   XML waves (was : Divorcing Data Model and Syntax)

[Jeff Lowery]
>Now, if we could just represent an XML document as a wave...

For analysis purposes, that could be pretty trivial - if you view the
characters in text nodes as each representing a unit time delay, and the
depth of nesting as the amplitude. Not sure how you'd handle attribute
data - perhaps in another dimension. What could you do with it? Well, a lot
of the smarter search/index clustering techniques are effectively
signal-based. Doing a (discrete) Fourier transform of a XML wave would
provide a kind of signature, which would be shared by documents that are
structurally similar. There are loads of filtering and cross-correlation
techniques available once you have your wave.
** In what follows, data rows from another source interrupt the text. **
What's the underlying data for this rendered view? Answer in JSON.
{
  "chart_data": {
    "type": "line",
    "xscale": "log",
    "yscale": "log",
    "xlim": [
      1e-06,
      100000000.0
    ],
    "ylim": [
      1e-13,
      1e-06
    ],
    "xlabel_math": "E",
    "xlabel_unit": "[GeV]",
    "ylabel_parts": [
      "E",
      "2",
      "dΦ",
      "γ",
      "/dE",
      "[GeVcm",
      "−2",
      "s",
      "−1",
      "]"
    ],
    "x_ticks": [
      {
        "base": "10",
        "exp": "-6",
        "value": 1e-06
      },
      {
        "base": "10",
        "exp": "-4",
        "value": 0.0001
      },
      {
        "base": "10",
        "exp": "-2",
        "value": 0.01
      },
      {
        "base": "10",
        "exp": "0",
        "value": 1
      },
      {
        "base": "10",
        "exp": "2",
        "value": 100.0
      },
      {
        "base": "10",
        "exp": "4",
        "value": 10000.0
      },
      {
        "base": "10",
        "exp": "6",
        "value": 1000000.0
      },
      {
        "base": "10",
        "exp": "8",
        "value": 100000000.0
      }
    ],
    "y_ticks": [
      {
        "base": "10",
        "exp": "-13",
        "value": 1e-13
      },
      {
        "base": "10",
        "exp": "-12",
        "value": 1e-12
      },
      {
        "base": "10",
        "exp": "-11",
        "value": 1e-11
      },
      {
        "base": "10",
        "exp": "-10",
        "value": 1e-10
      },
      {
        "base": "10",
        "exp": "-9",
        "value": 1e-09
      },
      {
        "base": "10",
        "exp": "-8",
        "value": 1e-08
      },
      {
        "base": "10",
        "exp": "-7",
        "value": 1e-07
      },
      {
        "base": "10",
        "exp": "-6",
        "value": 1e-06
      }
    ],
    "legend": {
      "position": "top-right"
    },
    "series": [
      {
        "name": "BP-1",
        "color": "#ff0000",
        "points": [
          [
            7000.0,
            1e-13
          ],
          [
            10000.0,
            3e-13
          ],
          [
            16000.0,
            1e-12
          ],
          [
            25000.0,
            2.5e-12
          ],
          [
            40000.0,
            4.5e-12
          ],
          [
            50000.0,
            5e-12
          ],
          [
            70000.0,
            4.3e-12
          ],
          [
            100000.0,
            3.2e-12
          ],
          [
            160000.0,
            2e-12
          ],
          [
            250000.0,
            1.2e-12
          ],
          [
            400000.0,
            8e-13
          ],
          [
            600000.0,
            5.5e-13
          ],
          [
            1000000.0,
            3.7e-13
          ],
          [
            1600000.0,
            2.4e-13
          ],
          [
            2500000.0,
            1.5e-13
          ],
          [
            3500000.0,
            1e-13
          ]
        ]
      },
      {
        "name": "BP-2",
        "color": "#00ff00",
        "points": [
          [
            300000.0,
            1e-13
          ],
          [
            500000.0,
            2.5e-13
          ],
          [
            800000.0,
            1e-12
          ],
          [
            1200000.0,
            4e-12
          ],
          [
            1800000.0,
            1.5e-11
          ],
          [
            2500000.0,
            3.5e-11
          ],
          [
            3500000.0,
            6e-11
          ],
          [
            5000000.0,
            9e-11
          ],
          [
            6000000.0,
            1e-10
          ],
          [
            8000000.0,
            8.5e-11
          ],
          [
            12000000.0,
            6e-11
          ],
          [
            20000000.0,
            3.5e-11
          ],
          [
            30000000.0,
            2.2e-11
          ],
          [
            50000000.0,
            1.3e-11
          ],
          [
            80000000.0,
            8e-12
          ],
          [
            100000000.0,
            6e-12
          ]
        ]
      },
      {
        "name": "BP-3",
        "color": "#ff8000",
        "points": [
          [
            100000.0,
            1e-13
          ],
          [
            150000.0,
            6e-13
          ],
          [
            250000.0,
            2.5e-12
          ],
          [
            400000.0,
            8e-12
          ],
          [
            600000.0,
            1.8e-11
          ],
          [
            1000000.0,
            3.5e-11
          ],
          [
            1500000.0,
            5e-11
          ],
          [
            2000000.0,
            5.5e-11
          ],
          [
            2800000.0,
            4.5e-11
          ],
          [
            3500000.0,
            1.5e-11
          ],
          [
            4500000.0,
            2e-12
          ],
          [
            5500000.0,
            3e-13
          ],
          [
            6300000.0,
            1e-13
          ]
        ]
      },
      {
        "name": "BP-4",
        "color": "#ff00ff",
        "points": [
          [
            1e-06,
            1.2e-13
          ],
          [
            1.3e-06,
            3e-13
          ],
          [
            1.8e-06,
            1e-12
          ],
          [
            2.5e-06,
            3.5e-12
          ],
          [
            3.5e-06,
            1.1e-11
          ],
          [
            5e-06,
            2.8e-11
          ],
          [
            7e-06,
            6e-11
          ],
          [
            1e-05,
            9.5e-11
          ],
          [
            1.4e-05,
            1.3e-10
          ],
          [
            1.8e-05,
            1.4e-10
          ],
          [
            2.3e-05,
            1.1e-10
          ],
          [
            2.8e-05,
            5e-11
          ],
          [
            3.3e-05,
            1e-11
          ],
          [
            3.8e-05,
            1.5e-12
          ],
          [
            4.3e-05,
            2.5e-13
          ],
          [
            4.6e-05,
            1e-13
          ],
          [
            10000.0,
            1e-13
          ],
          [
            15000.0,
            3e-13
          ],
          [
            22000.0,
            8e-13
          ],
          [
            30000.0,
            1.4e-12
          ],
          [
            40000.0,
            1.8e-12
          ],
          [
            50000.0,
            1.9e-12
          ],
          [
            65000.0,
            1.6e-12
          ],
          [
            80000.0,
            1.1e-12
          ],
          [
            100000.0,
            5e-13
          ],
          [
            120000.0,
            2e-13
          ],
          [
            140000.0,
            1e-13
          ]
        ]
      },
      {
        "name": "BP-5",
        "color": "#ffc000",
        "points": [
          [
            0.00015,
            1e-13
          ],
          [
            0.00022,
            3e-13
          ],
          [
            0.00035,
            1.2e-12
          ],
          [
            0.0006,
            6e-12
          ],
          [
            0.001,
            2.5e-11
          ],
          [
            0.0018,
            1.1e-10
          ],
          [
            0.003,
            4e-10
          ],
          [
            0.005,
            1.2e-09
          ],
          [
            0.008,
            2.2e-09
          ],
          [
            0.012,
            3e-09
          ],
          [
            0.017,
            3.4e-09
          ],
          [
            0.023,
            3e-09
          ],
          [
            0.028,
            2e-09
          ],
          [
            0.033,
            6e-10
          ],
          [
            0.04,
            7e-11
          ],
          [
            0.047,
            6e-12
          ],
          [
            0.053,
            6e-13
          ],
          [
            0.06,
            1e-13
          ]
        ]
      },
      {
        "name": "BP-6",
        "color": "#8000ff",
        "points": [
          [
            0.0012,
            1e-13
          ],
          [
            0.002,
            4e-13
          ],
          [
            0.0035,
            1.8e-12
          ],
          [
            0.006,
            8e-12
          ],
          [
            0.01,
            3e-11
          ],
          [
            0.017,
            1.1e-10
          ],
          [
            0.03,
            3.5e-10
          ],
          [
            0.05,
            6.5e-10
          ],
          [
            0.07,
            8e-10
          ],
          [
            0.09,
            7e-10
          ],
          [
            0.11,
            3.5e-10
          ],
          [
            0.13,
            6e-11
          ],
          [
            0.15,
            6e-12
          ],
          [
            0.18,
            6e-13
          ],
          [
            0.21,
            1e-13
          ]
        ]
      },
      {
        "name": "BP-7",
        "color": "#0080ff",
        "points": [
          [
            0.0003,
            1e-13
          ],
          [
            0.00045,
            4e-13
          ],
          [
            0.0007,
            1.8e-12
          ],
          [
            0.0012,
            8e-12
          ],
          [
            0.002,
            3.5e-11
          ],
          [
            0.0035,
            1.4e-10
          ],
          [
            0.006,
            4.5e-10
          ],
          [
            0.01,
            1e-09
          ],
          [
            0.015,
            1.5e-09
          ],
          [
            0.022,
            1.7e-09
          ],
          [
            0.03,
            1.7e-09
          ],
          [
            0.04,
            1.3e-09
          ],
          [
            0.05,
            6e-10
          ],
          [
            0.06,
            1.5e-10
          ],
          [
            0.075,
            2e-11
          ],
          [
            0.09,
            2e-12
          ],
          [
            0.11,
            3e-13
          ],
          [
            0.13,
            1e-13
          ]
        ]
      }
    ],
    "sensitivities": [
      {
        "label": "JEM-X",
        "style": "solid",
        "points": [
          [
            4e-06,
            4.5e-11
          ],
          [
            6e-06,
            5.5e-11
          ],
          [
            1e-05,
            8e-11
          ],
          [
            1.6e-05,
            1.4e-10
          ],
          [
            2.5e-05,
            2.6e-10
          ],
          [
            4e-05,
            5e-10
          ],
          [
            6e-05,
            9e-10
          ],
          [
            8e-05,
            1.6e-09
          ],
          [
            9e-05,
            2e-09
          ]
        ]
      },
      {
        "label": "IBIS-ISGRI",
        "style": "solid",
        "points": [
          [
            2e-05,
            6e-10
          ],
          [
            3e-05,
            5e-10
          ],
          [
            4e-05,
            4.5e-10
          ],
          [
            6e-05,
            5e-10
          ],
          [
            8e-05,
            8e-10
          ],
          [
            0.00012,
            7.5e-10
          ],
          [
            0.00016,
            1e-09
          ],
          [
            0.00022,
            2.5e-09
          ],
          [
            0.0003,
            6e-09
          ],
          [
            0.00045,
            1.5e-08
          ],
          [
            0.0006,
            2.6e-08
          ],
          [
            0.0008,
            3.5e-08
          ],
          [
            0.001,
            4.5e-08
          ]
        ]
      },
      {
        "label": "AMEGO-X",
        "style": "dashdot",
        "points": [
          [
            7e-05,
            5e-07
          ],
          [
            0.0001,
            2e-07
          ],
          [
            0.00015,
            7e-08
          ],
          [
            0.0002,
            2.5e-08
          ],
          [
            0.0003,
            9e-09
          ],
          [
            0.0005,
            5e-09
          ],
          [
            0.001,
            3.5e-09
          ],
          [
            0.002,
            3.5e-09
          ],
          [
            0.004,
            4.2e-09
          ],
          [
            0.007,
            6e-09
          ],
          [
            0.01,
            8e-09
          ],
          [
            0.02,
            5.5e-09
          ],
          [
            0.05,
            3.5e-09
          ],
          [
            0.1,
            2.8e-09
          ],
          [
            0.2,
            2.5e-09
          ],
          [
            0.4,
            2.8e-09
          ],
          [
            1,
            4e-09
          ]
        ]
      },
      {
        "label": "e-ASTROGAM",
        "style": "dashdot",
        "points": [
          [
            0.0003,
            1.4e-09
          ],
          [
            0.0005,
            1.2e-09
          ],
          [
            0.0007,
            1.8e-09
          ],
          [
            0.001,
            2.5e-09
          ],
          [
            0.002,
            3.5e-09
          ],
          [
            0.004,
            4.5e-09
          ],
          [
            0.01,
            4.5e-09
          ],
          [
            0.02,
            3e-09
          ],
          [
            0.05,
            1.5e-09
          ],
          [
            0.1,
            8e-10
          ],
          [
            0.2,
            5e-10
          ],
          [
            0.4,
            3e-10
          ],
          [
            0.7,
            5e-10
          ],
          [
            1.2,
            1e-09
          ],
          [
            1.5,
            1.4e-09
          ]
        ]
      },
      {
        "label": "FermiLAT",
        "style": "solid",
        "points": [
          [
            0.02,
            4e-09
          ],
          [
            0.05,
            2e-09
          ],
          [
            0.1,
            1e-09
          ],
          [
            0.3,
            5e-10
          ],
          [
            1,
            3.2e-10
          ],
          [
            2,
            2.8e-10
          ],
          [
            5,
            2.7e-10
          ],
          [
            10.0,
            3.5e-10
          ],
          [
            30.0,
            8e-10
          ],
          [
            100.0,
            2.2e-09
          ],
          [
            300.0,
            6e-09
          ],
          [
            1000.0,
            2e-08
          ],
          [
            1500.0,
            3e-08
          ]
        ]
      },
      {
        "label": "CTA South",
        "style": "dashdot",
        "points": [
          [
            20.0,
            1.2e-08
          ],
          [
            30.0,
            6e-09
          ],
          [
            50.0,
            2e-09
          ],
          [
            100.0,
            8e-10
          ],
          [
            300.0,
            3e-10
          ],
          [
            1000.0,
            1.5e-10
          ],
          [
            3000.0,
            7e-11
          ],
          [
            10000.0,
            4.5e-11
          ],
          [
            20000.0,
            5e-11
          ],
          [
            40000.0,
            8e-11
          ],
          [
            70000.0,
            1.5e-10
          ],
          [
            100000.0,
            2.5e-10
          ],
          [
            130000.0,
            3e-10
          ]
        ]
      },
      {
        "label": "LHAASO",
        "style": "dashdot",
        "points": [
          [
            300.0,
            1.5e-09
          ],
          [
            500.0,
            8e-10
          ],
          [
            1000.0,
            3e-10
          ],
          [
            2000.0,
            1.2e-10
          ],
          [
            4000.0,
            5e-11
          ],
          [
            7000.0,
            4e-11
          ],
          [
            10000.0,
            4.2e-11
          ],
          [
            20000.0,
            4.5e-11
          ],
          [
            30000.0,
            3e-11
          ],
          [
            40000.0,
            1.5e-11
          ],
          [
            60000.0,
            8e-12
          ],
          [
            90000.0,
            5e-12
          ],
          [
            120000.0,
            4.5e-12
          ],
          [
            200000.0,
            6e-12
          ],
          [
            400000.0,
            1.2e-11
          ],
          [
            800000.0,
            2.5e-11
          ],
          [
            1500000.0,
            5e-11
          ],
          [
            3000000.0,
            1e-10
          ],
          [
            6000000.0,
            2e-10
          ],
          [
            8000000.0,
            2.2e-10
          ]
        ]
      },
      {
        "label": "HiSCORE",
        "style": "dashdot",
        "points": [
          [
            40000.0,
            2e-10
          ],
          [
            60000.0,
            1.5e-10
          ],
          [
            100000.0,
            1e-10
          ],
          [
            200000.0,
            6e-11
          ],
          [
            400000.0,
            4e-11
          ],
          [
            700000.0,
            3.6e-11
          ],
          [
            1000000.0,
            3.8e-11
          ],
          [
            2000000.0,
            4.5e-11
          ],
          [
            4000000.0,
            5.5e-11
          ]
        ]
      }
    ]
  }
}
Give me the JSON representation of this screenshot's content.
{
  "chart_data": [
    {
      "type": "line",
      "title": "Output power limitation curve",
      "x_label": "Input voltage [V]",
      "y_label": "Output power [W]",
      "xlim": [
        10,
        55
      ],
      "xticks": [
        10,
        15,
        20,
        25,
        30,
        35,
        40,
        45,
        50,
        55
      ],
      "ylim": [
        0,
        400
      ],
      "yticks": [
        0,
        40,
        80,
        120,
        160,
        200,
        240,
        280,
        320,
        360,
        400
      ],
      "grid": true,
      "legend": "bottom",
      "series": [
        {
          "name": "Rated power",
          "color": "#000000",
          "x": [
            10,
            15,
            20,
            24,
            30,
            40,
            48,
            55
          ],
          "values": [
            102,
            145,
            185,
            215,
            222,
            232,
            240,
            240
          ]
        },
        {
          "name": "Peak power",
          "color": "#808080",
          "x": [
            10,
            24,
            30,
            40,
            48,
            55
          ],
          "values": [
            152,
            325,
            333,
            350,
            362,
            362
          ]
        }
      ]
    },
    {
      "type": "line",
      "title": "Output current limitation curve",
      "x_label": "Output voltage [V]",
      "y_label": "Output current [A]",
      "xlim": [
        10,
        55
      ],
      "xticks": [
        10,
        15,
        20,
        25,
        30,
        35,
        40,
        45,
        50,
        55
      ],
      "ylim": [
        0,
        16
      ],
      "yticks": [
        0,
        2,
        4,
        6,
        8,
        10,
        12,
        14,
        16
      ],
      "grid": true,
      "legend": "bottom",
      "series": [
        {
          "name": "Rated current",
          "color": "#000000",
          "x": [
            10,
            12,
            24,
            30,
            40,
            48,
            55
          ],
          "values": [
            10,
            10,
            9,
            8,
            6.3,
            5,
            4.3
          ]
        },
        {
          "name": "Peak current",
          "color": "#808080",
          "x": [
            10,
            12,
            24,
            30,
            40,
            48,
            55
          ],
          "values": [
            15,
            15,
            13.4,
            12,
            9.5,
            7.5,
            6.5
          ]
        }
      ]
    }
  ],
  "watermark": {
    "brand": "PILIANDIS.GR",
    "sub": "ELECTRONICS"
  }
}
I doubt whether the inverse transform would be all that useful, but : Years
back I had an incredibly dull electronics lecturer. The only time I was
really awake in front of him was when he covered Laplace transforms. He
showed a kilometre of formulae describing the relationship between the input
& output of a circuit. Then he demonstrated the Laplace technique - did a
transform, then a sum, then the inverse transform - exactly the same result.
Gobsmackingly elegant. Perhaps the XML wave + Fourier view has similar

The signal analysis approach to documents is wide open, but in many/most
minds it's orthogonal to the logical approach to that found in e.g. RDF.
But if you look at how productive simple numeric algorithms like those used
by Google can be for automatically discovering semantic relations (however
weak in Google's case) then IMHO it becomes clear that Semantic Web research
should be delving into these areas. Word/character analysis can be very
useful, and statistical/neural techniques like Bayesian analysis and
Kohonen's SOM but these are usually applied at a low level (in respect of
structure) to documents. Google takes into account the linking, but this
information is still (apparently) handled at quite a trivial level.
So a wave view of XML is a great idea!